Walker scored just 10 points in Game 6, though, and he was hospitalized after the Bulls lost Game 7 in Oakland, Calif., with the recurrence of a kidney infection that would later cause scarring and require ongoing medication.
In the 2022 interview, Williams said he still regularly heard from Walker, adding: “One thing that eats at him is why the Bulls never retired his number, 25. He’ll say, ‘You and I helped save basketball in Chicago.’ And they did retire Bob Love’s number and Jerry Sloan’s, so why wouldn’t they retire Chet’s?”

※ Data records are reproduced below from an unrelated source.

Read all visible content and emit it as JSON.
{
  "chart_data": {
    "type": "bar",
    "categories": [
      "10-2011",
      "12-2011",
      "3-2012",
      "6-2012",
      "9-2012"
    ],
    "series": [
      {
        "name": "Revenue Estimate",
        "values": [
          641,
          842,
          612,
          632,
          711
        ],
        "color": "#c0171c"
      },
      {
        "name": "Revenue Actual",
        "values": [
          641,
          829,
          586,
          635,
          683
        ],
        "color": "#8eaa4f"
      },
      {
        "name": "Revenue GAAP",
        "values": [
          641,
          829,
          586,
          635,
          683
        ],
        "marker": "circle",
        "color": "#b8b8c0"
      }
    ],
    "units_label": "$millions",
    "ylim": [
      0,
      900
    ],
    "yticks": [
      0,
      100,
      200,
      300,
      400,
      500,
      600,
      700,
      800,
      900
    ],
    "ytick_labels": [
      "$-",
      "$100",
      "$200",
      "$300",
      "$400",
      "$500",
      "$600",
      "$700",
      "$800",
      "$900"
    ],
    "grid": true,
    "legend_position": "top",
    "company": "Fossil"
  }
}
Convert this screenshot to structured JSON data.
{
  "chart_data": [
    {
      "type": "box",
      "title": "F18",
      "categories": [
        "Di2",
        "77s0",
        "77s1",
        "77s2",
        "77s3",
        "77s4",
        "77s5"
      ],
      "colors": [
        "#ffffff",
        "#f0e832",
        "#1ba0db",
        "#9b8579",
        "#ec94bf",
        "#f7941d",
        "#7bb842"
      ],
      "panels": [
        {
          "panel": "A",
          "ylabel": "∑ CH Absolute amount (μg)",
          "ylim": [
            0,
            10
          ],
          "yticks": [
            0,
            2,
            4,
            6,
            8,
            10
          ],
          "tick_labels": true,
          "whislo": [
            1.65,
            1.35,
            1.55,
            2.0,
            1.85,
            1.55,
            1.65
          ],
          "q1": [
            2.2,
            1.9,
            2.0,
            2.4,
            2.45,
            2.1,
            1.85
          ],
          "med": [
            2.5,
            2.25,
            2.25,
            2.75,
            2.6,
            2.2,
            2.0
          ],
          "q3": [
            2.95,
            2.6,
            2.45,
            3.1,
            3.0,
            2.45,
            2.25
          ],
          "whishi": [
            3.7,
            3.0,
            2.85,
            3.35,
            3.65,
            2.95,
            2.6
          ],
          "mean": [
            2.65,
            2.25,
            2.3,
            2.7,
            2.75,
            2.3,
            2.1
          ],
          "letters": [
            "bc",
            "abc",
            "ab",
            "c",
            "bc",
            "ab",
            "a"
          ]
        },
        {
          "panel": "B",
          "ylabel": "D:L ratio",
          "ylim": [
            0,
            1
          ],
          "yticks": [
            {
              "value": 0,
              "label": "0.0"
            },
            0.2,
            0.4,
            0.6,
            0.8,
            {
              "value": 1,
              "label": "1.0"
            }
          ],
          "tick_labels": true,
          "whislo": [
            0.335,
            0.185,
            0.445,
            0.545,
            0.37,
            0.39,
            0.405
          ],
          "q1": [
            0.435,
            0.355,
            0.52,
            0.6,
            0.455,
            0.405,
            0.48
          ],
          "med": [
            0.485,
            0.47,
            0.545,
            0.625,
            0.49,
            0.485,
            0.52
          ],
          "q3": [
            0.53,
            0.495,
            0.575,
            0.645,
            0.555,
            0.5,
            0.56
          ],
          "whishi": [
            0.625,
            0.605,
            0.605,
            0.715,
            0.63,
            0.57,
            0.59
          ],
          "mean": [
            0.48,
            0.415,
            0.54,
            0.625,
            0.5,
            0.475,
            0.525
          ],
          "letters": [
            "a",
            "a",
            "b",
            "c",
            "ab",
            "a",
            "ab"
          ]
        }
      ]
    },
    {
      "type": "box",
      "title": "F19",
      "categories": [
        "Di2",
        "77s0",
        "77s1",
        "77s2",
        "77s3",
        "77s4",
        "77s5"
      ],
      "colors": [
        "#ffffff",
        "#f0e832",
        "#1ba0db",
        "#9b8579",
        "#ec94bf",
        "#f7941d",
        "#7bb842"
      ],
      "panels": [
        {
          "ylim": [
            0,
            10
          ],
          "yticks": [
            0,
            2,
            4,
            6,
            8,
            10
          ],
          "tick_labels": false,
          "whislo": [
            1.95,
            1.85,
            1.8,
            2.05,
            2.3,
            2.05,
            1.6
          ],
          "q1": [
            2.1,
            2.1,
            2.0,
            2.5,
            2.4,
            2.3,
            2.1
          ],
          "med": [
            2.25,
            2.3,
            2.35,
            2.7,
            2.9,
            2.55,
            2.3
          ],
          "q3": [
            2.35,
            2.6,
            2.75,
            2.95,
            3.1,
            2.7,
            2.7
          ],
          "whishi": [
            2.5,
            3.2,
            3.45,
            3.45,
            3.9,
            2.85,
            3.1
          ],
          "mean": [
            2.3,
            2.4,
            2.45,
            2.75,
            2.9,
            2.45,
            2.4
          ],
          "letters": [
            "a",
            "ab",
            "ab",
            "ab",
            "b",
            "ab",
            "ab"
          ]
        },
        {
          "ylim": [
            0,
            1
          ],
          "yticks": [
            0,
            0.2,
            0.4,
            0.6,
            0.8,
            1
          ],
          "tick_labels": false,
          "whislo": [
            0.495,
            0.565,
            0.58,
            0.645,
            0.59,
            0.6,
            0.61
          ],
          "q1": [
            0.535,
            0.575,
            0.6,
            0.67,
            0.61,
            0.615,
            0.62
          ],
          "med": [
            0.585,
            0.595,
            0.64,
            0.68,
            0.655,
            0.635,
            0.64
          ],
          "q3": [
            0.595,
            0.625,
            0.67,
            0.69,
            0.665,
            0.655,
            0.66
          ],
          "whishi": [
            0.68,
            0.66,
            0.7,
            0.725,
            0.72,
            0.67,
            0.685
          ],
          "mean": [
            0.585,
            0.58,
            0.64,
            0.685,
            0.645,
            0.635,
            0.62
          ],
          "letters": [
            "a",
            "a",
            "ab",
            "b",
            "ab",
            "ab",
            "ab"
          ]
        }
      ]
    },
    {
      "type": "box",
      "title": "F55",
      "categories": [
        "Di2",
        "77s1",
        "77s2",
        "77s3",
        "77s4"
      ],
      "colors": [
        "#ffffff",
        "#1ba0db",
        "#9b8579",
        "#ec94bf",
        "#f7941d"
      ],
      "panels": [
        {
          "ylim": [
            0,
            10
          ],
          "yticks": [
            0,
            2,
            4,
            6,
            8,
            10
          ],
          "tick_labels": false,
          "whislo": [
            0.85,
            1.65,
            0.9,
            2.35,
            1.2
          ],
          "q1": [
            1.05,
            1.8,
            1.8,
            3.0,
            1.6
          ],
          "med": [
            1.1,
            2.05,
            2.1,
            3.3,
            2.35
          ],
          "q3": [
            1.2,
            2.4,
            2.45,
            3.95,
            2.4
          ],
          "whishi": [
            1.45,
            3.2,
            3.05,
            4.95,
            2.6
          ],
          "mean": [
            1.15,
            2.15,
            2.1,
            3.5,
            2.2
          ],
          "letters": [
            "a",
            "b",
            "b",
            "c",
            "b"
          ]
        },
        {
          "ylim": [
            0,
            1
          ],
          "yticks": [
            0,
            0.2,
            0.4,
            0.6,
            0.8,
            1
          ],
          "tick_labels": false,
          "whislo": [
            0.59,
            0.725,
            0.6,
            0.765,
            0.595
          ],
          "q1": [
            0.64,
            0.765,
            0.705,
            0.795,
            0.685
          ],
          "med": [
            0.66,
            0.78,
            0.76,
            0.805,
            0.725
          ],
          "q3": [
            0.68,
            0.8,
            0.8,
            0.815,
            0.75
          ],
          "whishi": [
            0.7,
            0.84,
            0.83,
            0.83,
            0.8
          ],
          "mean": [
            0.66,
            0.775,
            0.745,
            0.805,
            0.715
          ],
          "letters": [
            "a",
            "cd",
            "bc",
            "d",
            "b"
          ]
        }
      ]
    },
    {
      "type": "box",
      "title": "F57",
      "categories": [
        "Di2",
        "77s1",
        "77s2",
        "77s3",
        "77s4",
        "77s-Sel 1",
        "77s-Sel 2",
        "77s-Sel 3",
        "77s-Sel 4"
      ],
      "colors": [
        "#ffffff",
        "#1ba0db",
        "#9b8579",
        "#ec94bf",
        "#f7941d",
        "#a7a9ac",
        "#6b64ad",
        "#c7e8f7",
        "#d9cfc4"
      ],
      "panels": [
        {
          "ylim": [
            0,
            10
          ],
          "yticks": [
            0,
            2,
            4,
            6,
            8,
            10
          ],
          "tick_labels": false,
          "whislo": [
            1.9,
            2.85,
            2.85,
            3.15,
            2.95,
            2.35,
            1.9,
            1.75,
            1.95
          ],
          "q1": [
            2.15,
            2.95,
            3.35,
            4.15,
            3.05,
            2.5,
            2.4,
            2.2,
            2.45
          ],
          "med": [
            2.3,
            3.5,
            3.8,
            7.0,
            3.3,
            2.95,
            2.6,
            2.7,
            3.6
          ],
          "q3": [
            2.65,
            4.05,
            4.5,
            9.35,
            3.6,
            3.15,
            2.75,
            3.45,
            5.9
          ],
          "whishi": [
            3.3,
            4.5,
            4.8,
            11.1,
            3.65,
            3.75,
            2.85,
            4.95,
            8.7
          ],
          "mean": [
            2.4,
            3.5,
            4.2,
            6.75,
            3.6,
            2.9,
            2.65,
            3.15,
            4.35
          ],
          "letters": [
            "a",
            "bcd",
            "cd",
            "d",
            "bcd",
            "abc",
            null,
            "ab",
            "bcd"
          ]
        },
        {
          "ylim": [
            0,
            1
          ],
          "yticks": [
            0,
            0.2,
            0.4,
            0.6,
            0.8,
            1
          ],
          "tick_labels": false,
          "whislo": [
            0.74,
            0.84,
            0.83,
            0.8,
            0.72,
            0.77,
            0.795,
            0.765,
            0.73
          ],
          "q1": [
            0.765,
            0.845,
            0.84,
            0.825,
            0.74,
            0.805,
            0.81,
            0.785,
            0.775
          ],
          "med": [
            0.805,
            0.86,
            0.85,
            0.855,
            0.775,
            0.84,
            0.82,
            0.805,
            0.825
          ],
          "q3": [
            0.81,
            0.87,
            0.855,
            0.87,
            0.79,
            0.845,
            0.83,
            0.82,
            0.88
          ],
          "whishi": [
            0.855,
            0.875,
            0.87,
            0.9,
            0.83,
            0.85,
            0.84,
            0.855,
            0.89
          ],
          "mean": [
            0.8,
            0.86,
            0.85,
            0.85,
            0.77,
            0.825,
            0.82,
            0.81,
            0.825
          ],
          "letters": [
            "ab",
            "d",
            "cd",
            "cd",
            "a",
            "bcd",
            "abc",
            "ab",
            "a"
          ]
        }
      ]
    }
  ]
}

Chester Walker was born on Feb. 22, 1940, in Bethlehem, Miss., the youngest of John and Regenia Walker’s 10 children. His family owned a small cotton farm, on which Walker worked until his mother, after losing a daughter in 1950 to tuberculosis and suffering from her husband’s physical abuse, moved with her youngest children to Benton Harbor, Mich.
Experiencing integration for the first time, Walker starred at Benton Harbor High School and earned a scholarship to Bradley University, where he was a two-time consensus All-America, averaging 24.4 points and 12.8 rebounds over three seasons. Nicknamed “Chet the Jet,” he was drafted by the Syracuse Nationals in the second round, made the N.B.A.’s All-Rookie team and moved to Philadelphia with the franchise in 1963. He finished with career averages of 18.2 points and 7.1 rebounds.
Walker’s mentor in the film industry and connection to Hollywood was the producer Zev Braun, a neighbor in Chicago. Braun was executive producer of Walker’s debut 1979 production, “Freedom Road,” a television mini-series about a former slave who rose to the United States Senate during Reconstruction. The series, based on a 1944 novel by Howard Fast, starred Muhammad Ali and Kris Kristofferson.